The relationship between extension (lens’ rear node to film) and magnification is e = f*(m + 1) where e is extension, f is the lens’ focal length, * is the multiplication operator and m is magnification. This is true for all lenses, regardless of pupillary magnification. When the lens is focused at infinity, m = 0.
For a symmetrical lens, with entrance and exit pupils the same size, i.e., pupillary magnification = 1, effective f/ number is f/ set * (m + 1) and the exposure increase factor is (m + 1)^2. Read f/ as “f over.” ^ is the exponentiation operator. So with a lens whose aperture is set to, say, f/4 the effective aperture when magnification = 1 is f/8 and, equivalently, the exposure increase factor is 4.
For a lens with pupillary magnification <> 1 mounted front forward, effective f/ number is f/ number set * ((m/p) + 1 ) where p is the pupillary magnification. With the lens reversed, effective f/ number is f/ number set * (1/p)*(1 + pm).

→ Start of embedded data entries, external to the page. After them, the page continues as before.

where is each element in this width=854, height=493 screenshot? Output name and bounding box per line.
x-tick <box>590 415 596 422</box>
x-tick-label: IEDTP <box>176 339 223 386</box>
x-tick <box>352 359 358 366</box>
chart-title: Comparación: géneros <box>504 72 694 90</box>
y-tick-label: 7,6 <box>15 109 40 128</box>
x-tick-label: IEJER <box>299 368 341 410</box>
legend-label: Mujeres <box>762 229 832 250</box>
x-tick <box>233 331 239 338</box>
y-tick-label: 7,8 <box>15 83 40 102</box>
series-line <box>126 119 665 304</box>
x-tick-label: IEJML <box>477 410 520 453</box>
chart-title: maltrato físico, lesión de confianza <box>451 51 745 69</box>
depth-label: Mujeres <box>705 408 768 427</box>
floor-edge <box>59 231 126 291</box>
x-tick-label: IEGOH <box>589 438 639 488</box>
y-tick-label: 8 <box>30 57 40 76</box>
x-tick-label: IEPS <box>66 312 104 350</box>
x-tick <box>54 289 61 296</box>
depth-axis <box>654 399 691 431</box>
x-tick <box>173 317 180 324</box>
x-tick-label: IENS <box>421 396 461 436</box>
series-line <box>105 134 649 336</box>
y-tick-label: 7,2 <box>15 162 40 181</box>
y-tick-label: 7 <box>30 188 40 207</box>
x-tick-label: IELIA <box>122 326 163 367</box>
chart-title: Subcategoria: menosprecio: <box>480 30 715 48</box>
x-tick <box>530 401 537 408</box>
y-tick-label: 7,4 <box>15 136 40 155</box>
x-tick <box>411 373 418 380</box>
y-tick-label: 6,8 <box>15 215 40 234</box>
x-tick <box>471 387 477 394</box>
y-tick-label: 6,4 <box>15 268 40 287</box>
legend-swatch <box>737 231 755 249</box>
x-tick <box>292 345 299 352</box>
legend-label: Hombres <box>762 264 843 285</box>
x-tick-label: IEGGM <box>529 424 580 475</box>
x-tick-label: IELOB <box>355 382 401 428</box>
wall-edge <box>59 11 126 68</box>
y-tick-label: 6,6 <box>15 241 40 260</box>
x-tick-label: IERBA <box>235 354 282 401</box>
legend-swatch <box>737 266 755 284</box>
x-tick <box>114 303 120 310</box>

All of these relationships are wellknown. Emmanuel Bigler, professor of optics and microtechniques at École Nationale Supérieure de Mécanique et des Microtechniques de Besançon recently derived them from first principles just to check. See the LF format link I posted earlier in this thread.
I don’t see how a lens with pupillary magnification <> 1 can behave as all of you assert. Please present your derivations or admit you were mistaken.